Training with multiple annotators

I’ve recently started using Prodigy and am trying to grasp the workflow around having multiple annotators. I understand that you can have multiple sessions using ‘?session=NAME’.

After I get all my annotations, which of them will ner.batch-train use. It is possible that two different annotators labeled the same example differently…which of them would the model use?

Also, if I don’t specify the “?session=NAME” piece, will it treat multiple annotators as one session?

It looks like it does - but both "default" sessions still seem to see the same example

Hi! The ?session marker lets you explicitly name the user sessions if you want to do everything within one Python process. However, you can also just start multiple processes on different ports and have your annotations add to separate datasets. This is often cleaner and makes it easier to compare the annotations later on.

Yes, if you don't name the session, all annotations will be added to one default session.

This is something that Prodigy can't decide for you – that's something you have to decide :slightly_smiling_face: If you trained a model with conflicting annotations, it typically ignores them, because there's no valid gold-standard annotation that the model can learn from.

If you need to reconcile annotations from different annotators that may be conflicting, check out the new review recipe. It lets you load in one or more datasets and will group all annotations on the same input text together. You can then see who annotated what and where the conflicts are – and create one correct "master annotation". See here for a little video that shows the process in action:

https://twitter.com/_inesmontani/status/1130585864030052354

Thanks! That is a useful recipe.

I am still confused by whether different annotators see the same question (all assuming I have one provider process). I am thinking of the following scenarios:

  1. Multiple people open the default session. Will see all the same tasks UNLESS ‘feed_overlap’ is set to false.

  2. Two named sessions are created: Will see all the same tasks UNLESS ‘feed_overlap’ is set to false.

  3. Are these behaviors consistent across tech and mark/manual.

My practical goal right now is to have a set-up where I can have unlimited annotators share the work (I am asking people on my team to help out when they have time). I am guessing it makes sense to direct everyone to the default session - but I want to make sure that people are not doing duplicate work.

(I would like to understand the other scenarios for future reference).

Thanks

If multiple people access the same default session, they’ll all get different examples – the next batch in the stream. That’s because Prodigy doesn’t know who they are and treats them all as “the same person”. So whenever a request for new questions comes in, it’ll send the next batch that’s available.

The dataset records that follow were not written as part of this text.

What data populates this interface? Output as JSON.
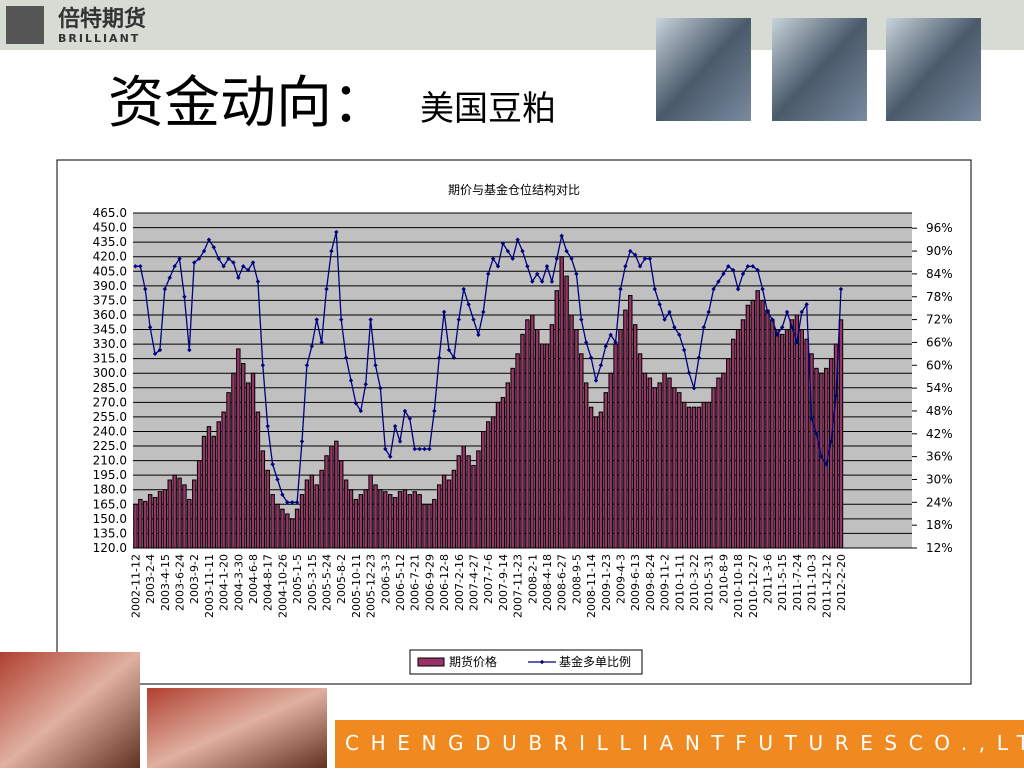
{
  "logo": {
    "name": "倍特期货",
    "sub": "BRILLIANT"
  },
  "slide_title": {
    "main": "资金动向：",
    "sub": "美国豆粕"
  },
  "footer": "CHENGDUBRILLIANTFUTURESCO.,LTD.",
  "chart_data": {
    "type": "bar",
    "title": "期价与基金仓位结构对比",
    "categories": [
      "2002-11-12",
      null,
      null,
      "2003-2-4",
      null,
      null,
      "2003-4-15",
      null,
      null,
      "2003-6-24",
      null,
      null,
      "2003-9-2",
      null,
      null,
      "2003-11-11",
      null,
      null,
      "2004-1-20",
      null,
      null,
      "2004-3-30",
      null,
      null,
      "2004-6-8",
      null,
      null,
      "2004-8-17",
      null,
      null,
      "2004-10-26",
      null,
      null,
      "2005-1-5",
      null,
      null,
      "2005-3-15",
      null,
      null,
      "2005-5-24",
      null,
      null,
      "2005-8-2",
      null,
      null,
      "2005-10-11",
      null,
      null,
      "2005-12-23",
      null,
      null,
      "2006-3-3",
      null,
      null,
      "2006-5-12",
      null,
      null,
      "2006-7-21",
      null,
      null,
      "2006-9-29",
      null,
      null,
      "2006-12-8",
      null,
      null,
      "2007-2-16",
      null,
      null,
      "2007-4-27",
      null,
      null,
      "2007-7-6",
      null,
      null,
      "2007-9-14",
      null,
      null,
      "2007-11-23",
      null,
      null,
      "2008-2-1",
      null,
      null,
      "2008-4-18",
      null,
      null,
      "2008-6-27",
      null,
      null,
      "2008-9-5",
      null,
      null,
      "2008-11-14",
      null,
      null,
      "2009-1-23",
      null,
      null,
      "2009-4-3",
      null,
      null,
      "2009-6-13",
      null,
      null,
      "2009-8-24",
      null,
      null,
      "2009-11-2",
      null,
      null,
      "2010-1-11",
      null,
      null,
      "2010-3-22",
      null,
      null,
      "2010-5-31",
      null,
      null,
      "2010-8-9",
      null,
      null,
      "2010-10-18",
      null,
      null,
      "2010-12-27",
      null,
      null,
      "2011-3-6",
      null,
      null,
      "2011-5-15",
      null,
      null,
      "2011-7-24",
      null,
      null,
      "2011-10-3",
      null,
      null,
      "2011-12-12",
      null,
      null,
      "2012-2-20",
      null,
      null,
      null,
      null,
      null,
      null,
      null,
      null,
      null,
      null,
      null,
      null,
      null,
      null
    ],
    "series": [
      {
        "name": "期货价格",
        "color": "#993366",
        "values": [
          165,
          170,
          168,
          175,
          172,
          178,
          180,
          190,
          195,
          192,
          185,
          170,
          190,
          210,
          235,
          245,
          235,
          250,
          260,
          280,
          300,
          325,
          310,
          290,
          300,
          260,
          220,
          200,
          175,
          165,
          160,
          155,
          150,
          160,
          175,
          190,
          195,
          185,
          200,
          215,
          225,
          230,
          210,
          190,
          180,
          170,
          175,
          180,
          195,
          185,
          180,
          178,
          175,
          172,
          178,
          180,
          175,
          178,
          175,
          165,
          165,
          170,
          185,
          195,
          190,
          200,
          215,
          225,
          215,
          205,
          220,
          240,
          250,
          255,
          270,
          275,
          290,
          305,
          320,
          340,
          355,
          360,
          345,
          330,
          330,
          350,
          385,
          420,
          400,
          360,
          345,
          320,
          290,
          265,
          255,
          260,
          280,
          300,
          330,
          345,
          365,
          380,
          350,
          320,
          300,
          295,
          285,
          290,
          300,
          295,
          285,
          280,
          270,
          265,
          265,
          265,
          270,
          270,
          285,
          295,
          300,
          315,
          335,
          345,
          355,
          370,
          375,
          385,
          375,
          365,
          355,
          345,
          340,
          345,
          355,
          360,
          345,
          335,
          320,
          305,
          300,
          305,
          315,
          330,
          355,
          null,
          null,
          null,
          null,
          null,
          null,
          null,
          null,
          null,
          null,
          null,
          null,
          null,
          null
        ]
      },
      {
        "name": "基金多单比例",
        "color": "#000080",
        "type": "line",
        "axis": "y2",
        "values": [
          86,
          86,
          80,
          70,
          63,
          64,
          80,
          83,
          86,
          88,
          78,
          64,
          87,
          88,
          90,
          93,
          91,
          88,
          86,
          88,
          87,
          83,
          86,
          85,
          87,
          82,
          60,
          44,
          34,
          30,
          26,
          24,
          24,
          24,
          40,
          60,
          65,
          72,
          66,
          80,
          90,
          95,
          72,
          62,
          56,
          50,
          48,
          55,
          72,
          60,
          54,
          38,
          36,
          44,
          40,
          48,
          46,
          38,
          38,
          38,
          38,
          48,
          62,
          74,
          64,
          62,
          72,
          80,
          76,
          72,
          68,
          74,
          84,
          88,
          86,
          92,
          90,
          88,
          93,
          90,
          86,
          82,
          84,
          82,
          86,
          82,
          88,
          94,
          90,
          88,
          84,
          72,
          66,
          62,
          56,
          60,
          65,
          68,
          66,
          80,
          86,
          90,
          89,
          86,
          88,
          88,
          80,
          76,
          72,
          74,
          70,
          68,
          64,
          58,
          54,
          62,
          70,
          74,
          80,
          82,
          84,
          86,
          85,
          80,
          84,
          86,
          86,
          85,
          80,
          74,
          72,
          68,
          70,
          74,
          70,
          66,
          74,
          76,
          46,
          42,
          36,
          34,
          40,
          52,
          80,
          null,
          null,
          null,
          null,
          null,
          null,
          null,
          null,
          null,
          null,
          null,
          null,
          null,
          null
        ]
      }
    ],
    "ylim": [
      120,
      465
    ],
    "yticks": [
      {
        "value": 120,
        "label": "120.0"
      },
      {
        "value": 135,
        "label": "135.0"
      },
      {
        "value": 150,
        "label": "150.0"
      },
      {
        "value": 165,
        "label": "165.0"
      },
      {
        "value": 180,
        "label": "180.0"
      },
      {
        "value": 195,
        "label": "195.0"
      },
      {
        "value": 210,
        "label": "210.0"
      },
      {
        "value": 225,
        "label": "225.0"
      },
      {
        "value": 240,
        "label": "240.0"
      },
      {
        "value": 255,
        "label": "255.0"
      },
      {
        "value": 270,
        "label": "270.0"
      },
      {
        "value": 285,
        "label": "285.0"
      },
      {
        "value": 300,
        "label": "300.0"
      },
      {
        "value": 315,
        "label": "315.0"
      },
      {
        "value": 330,
        "label": "330.0"
      },
      {
        "value": 345,
        "label": "345.0"
      },
      {
        "value": 360,
        "label": "360.0"
      },
      {
        "value": 375,
        "label": "375.0"
      },
      {
        "value": 390,
        "label": "390.0"
      },
      {
        "value": 405,
        "label": "405.0"
      },
      {
        "value": 420,
        "label": "420.0"
      },
      {
        "value": 435,
        "label": "435.0"
      },
      {
        "value": 450,
        "label": "450.0"
      },
      {
        "value": 465,
        "label": "465.0"
      }
    ],
    "y2lim": [
      12,
      100
    ],
    "y2ticks": [
      {
        "value": 12,
        "label": "12%"
      },
      {
        "value": 18,
        "label": "18%"
      },
      {
        "value": 24,
        "label": "24%"
      },
      {
        "value": 30,
        "label": "30%"
      },
      {
        "value": 36,
        "label": "36%"
      },
      {
        "value": 42,
        "label": "42%"
      },
      {
        "value": 48,
        "label": "48%"
      },
      {
        "value": 54,
        "label": "54%"
      },
      {
        "value": 60,
        "label": "60%"
      },
      {
        "value": 66,
        "label": "66%"
      },
      {
        "value": 72,
        "label": "72%"
      },
      {
        "value": 78,
        "label": "78%"
      },
      {
        "value": 84,
        "label": "84%"
      },
      {
        "value": 90,
        "label": "90%"
      },
      {
        "value": 96,
        "label": "96%"
      }
    ],
    "grid": true,
    "legend": "bottom"
  }
}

Some things to consider here:

  • Whenever someone accesses the app (or reloads the page), they’ll get a new batch. Prodigy can’t know that a batch it sent out for annotation isn’t “coming back”. Maybe someone is working on it and taking a long time, maybe they internet connection died, and so on. This is typically difficult to work around. So you might want to implement an “infinite stream” that periodically checks the database and sends examples out again if they’re not in the dataset yet. This also gives you much more fine-grained control over what’s sent out when. I’ve explained an approach for this step-by-step in my comment here.
  • If you’re planning on using active learning-powered recipes like ner.teach that update a model in the loop, the process may not be as effective if multiple people are annotating and updating the model. In the best case scenario, they’ll all make similar decisions and move the model in the same direction. In the worst case, they try to move the model in different directions and as a result, make it suggest worse annotations.

(Btw, quick heads-up if you’re working with the feed_overlap setting: There’s currently a known issue that tends to occur with short streams and causes subsequent sessions to not see examples if the previous session already completed the stream. If you’re hitting that, see here for details and a workaround. We’ll be fixing that in the next version.)

Thanks for answering my questions!
This should be enough to get me started :slight_smile:

1 Like

Hi!
I have a setup where I have two groups of annotators, and I'd like each group to work on a separate set of examples. Is there any way I can assign each batch (1000 sentences) to a group of annotators but collect answers on the same database?

For example:
annotator (X,y) -> Batch 1 -> Db1
annotator (X,y) -> Batch 2 -> Db1

Thank you.

hi @miladrogha!

If you know which examples you want each annotator to work on, is there a reason why you couldn't (before running Prodigy) create two separate files: batch1.jsonl and batch2.jsonl?

Also - do you absolutely need to run them simultaneously? Let's say you want to run ner.manual. The simplest approach would be run:

python -m prodigy ner.manual ner_dataset blank:en batch1.jsonl --label label1

Annotate and close the server. Then run:

python -m prodigy ner.manual ner_dataset blank:en batch2.jsonl --label label1

If you do need to run simultaneously, you could assign each a different port:

PRODIGY_PORT=8081 python -m prodigy ner.manual ner_dataset blank:en batch1.jsonl --label label1
PRODIGY_PORT=8082 python -m prodigy ner.manual ner_dataset blank:en batch2.jsonl --label label1

I put these on different ports but you could use one of these on the default port.

One thing to note - be careful that your dataset doesn't have duplicates across the two example sets. Also, if each of the two batches have multiple annotators, be sure to use unique session names, ideally that are created at the start.

Alternatively - to be even safer - I would recommend that you save annotations (at first) to two separate datasets. The reasoning is to avoid any edge case where the DB is pulling at the same the time. Then if you wanted them inside the same dataset, you can run db merge batch1,batch2 to combine two datasets into one.

Also FYI, that this post above is from 2019. While at first glance a lot of its content is the same, there have been a lot of big changes to Prodigy, namely our recent release of Task Routing. I don't recommend you need custom task routers, I mention this for other readers to make them aware of the more advanced ways we've developed to handle task routing.

1 Like

Thank you very much for your response @ryanwesslen. Absolutely helpful!

I wanted to see if there is an option to have two sessions simultaneously to save time on annotation tasks.

Also, I have the Prodigy on Heroku, so having two separate ports become challenging (I have two different workers, I guess... )

Considering all the options, I think I will go with two separate sessions for each group of annotations (with specific session names).

Cheers!